KRA sought to tax both the amount wagered and the amount won as winnings but Judge David Majanja stated that their argument was ambiguous as the definition of winnings was not provided for in law during that period.
The taxman had sent notices to betting firms, including Betin, Betika and SportPesa, demanding billions of shillings in taxes due, and went ahead to freeze their bank accounts.

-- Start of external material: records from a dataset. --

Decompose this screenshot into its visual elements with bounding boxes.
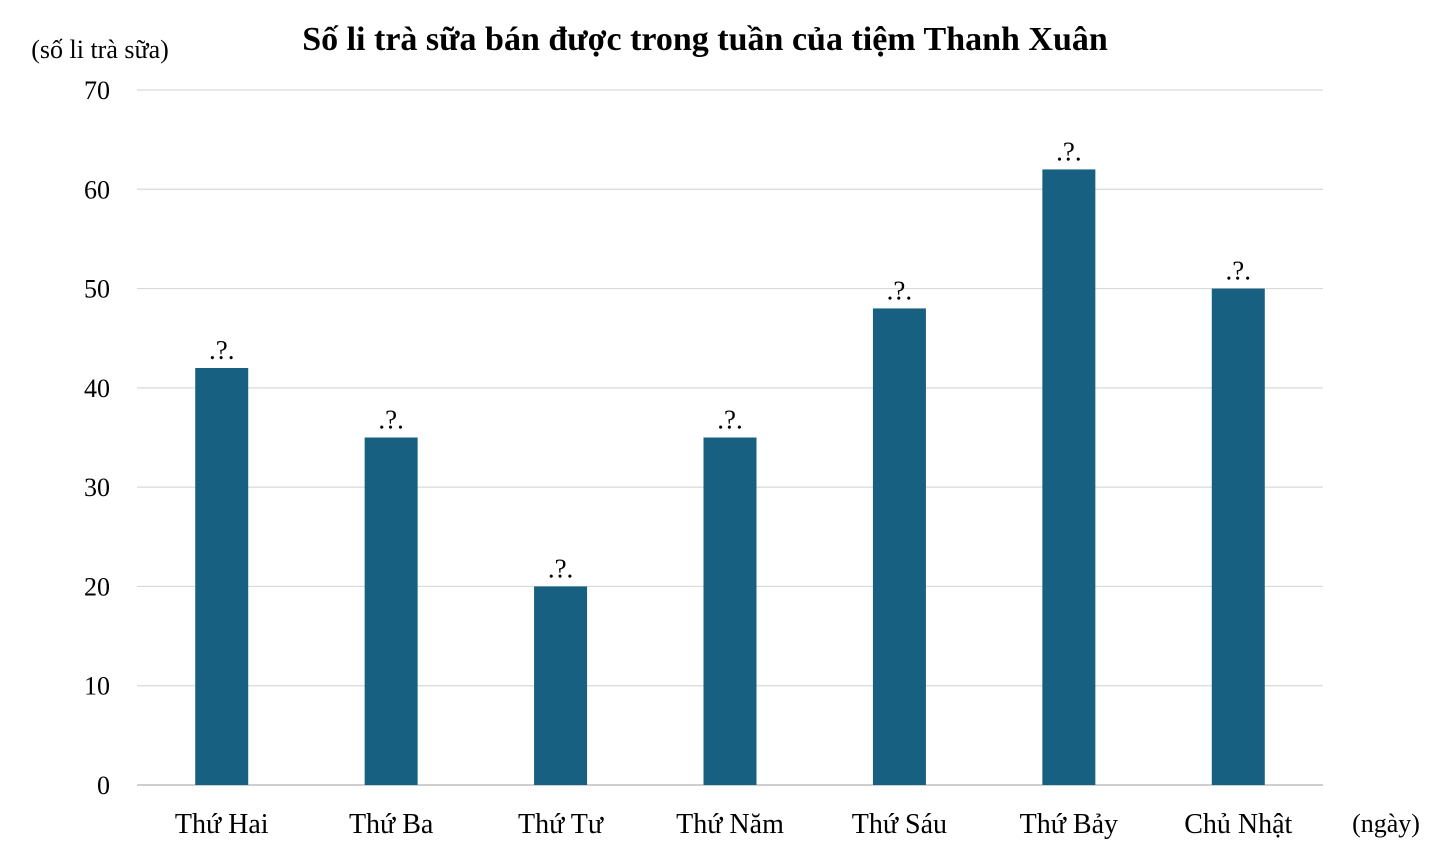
y-axis-label: (số li trà sữa) <box>31 35 169 64</box>
bar <box>1211 288 1265 785</box>
y-tick-label: 50 <box>84 275 110 304</box>
bars <box>195 169 1265 785</box>
x-tick-label: Chủ Nhật <box>1184 809 1292 840</box>
x-tick-label: Thứ Tư <box>518 809 604 840</box>
x-tick-label: Thứ Hai <box>175 809 269 840</box>
data-label: .?. <box>717 405 742 435</box>
x-tick-label: Thứ Ba <box>349 809 434 840</box>
y-axis-ticks: 0 10 20 30 40 50 60 70 <box>84 76 110 800</box>
x-tick-label: Thứ Năm <box>676 809 784 840</box>
y-tick-label: 30 <box>84 473 110 502</box>
data-label: .?. <box>209 335 234 365</box>
chart-title: Số li trà sữa bán được trong tuần của ti… <box>302 21 1108 58</box>
data-label: .?. <box>1226 256 1251 286</box>
gridlines <box>137 89 1323 786</box>
bar <box>1042 169 1096 785</box>
y-tick-label: 10 <box>84 672 110 701</box>
x-tick-label: Thứ Bảy <box>1020 809 1118 840</box>
y-tick-label: 70 <box>84 76 110 105</box>
data-label: .?. <box>1056 136 1081 166</box>
y-tick-label: 20 <box>84 572 110 601</box>
data-label: .?. <box>378 405 403 435</box>
data-label: .?. <box>548 553 573 583</box>
bar <box>534 586 588 785</box>
bar <box>364 437 418 785</box>
x-axis-label: (ngày) <box>1352 809 1420 838</box>
bar <box>703 437 757 785</box>
data-label: .?. <box>887 275 912 305</box>
y-tick-label: 0 <box>97 771 110 800</box>
bar <box>872 308 926 785</box>
y-tick-label: 60 <box>84 175 110 204</box>
x-tick-label: Thứ Sáu <box>852 809 947 840</box>
x-axis-ticks: Thứ Hai Thứ Ba Thứ Tư Thứ Năm Thứ Sáu Thứ Bảy… <box>175 809 1293 840</box>
bar <box>195 368 249 785</box>
y-tick-label: 40 <box>84 374 110 403</box>
data-labels: .?..?..?..?..?..?..?. <box>209 136 1251 583</box>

The KRA also closed trading accounts with Safaricom’s M-Pesa, pushing firms like Betin to shut down operations.
Justice Majanja upheld the ruling of the tax appeals tribunal made in 2019 that barred KRA from collecting withholding tax that would have been deducted directly from the punters by the taxman.
“I therefore, find and hold that during the subject years of 2018 and 2019, the [KRA] commissioner could not collect the withholding tax that ought to have been deducted by the respondents from the punters and that all the commissioner could do was seek the same from the punters directly,” Justice Majanja said.
KRA began demanding the payment of Sh1.7 billion from Betika in 2019 claiming the gamblers were in arrears on account of the newly introduced 20% withholding tax on winnings.
But the betting firms opposed the demands arguing that the KRA misinterpreted the winnings to include the stake placed by a punter.
The tribunal in its ruling clarified that winnings, as stipulated in the Income Tax Act, are referred to as payouts by the betting firms but do not include amounts staked by the gambler.
Winnings from betting and gaming were not charged as income but Parliament changed the tax laws in July 2018 and defined winnings as the difference between payouts made and stakes placed in each month, for each player, payable to punters by bookmakers.
Justice Majanja also found that the law then did not state or set out what constitutes winnings and how to compute the winnings.
“In the case of such ambiguity, the interpretation and resolution must be in the taxpayer’s favor,” Majanja said.
The judge added that Parliament failed to define winnings to include both the wager and the profit.
Latest data from Safaricom shows that Kenyans spent Sh169.1 billion in betting through the telco’s M-Pesa in the year to March, underlining the gambling craze among the Kenyan youth.
The disclosure also shows that the value of bets went up by 23.8% from Sh136 billion in 2021, against the government push to end gambling by imposing higher taxes on the betting firms and punters.